9 Module Summary
This module on remote sensing has been very valuable in my growth as a geospatial analyst. While I was familiar with vector data and its methods, I did not know much about raster data and its methods before taking this module. The most I knew about raster data was some pre-processing methods such as mosaicking and orthorectification, based on knowledge I learnt during my military days and even then it was not used much too.
After this module, I am grateful for the methods taught, on how to use SNAP and GEE and other skills, so as to use raster data for effective analysis. The learning curve felt very deep at times, but the guidance given in this module has made this learning process a lot more bearable. I am also more confident of my abilities in using remotely-sensed data, but I am also aware of how vast the remote sensing domain is and how much I can learn in this area. I hope I can be continually exposed to best practices in remote sensing and learning how I can use it better. But even if I am unable to do so in the future due to time constraints or just not using it in my job, I think this learning diary and Andy’s CASA0023 website was helpful in condensing what I learnt and can help in jogging my memory in the future too. I am glad that I took this module and hope future CASA students also have that opportunity.

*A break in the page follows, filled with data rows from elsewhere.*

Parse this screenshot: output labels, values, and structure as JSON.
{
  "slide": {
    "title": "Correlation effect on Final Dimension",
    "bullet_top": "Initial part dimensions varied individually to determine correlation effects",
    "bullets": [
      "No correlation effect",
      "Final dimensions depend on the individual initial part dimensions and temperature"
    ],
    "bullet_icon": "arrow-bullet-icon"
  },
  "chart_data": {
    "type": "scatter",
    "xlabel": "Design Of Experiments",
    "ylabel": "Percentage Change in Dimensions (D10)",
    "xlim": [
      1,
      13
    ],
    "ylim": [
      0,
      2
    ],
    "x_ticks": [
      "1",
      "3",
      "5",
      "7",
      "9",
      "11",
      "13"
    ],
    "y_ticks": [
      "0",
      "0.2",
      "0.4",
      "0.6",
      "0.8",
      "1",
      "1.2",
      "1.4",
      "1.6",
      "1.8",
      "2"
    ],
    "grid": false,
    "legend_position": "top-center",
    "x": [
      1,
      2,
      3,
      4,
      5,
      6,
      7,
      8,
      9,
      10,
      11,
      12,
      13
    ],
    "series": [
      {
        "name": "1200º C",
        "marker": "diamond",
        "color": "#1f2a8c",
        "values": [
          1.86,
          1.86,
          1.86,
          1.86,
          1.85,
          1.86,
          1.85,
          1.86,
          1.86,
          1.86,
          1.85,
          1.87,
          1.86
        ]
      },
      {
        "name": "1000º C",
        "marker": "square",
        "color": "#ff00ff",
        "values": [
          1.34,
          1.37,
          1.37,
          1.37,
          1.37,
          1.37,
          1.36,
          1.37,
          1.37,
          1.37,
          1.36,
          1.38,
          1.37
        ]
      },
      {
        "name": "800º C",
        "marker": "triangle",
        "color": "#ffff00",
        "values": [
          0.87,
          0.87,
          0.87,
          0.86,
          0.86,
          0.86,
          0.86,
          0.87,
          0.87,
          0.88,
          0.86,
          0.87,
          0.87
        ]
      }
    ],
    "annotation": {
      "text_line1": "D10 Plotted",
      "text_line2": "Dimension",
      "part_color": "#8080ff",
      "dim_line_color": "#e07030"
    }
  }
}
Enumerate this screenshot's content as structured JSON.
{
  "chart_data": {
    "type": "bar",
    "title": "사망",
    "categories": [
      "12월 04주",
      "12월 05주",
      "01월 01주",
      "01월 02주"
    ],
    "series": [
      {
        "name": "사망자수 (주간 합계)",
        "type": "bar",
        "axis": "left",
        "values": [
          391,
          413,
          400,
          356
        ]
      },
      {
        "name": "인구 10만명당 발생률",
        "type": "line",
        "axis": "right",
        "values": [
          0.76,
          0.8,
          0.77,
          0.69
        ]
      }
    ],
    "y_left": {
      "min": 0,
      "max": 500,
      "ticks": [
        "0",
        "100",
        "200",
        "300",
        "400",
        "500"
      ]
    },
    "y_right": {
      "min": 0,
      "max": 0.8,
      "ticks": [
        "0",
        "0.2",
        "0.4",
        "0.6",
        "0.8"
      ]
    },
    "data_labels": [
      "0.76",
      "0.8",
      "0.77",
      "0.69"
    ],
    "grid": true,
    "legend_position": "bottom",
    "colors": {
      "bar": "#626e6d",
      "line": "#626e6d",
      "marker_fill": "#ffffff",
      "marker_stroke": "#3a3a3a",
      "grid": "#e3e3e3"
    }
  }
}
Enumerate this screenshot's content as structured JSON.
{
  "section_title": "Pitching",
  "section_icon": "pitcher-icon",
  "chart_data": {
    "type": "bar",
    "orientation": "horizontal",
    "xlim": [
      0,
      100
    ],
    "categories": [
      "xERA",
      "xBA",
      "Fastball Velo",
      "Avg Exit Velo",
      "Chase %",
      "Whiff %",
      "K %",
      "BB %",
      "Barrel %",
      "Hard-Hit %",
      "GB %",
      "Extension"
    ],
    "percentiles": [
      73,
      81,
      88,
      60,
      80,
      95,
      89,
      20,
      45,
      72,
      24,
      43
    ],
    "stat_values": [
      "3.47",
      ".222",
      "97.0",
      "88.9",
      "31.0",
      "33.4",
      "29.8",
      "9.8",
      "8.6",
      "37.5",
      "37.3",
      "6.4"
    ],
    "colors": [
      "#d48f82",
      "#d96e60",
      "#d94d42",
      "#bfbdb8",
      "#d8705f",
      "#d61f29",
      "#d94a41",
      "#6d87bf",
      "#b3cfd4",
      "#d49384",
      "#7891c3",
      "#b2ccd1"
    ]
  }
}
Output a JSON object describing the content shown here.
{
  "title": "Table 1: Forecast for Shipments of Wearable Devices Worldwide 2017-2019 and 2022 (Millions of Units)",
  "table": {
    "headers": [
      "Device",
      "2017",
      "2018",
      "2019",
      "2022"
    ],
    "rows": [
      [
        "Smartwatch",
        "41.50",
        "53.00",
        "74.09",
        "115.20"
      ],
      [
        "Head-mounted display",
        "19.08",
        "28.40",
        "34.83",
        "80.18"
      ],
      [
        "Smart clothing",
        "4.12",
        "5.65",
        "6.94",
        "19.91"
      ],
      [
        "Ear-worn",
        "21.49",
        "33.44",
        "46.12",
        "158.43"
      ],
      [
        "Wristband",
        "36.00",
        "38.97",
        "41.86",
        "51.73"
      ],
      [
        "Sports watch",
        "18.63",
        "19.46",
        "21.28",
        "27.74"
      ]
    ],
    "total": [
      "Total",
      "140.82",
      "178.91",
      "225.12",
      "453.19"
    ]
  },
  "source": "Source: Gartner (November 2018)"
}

For this module, I also worked on a group presentation with Atsumi, Eunyoung, Yi-Chien and Yifei. In the coursework scenario, we were applying to help a city improve compliance of their metropolitan development plans in adhering to and achieving compliance with global development goals / frameworks / agendas (e.g. New Urban Agenda, Sustainable Development Goals or the Sendai Framework for disaster risk reduction), within a budget of £500,000. We focused on Ahmedabad, India, and how they could incorporate remotely sensed data into local plans for heatwave monitoring and forecasting for slum populations so as to identify high-risk areas and people groups for intervention resources to be directed to. The presentation slides can be found here and the Github repo for the slides can be found here. Thank you for reading my remote sensing learning diary!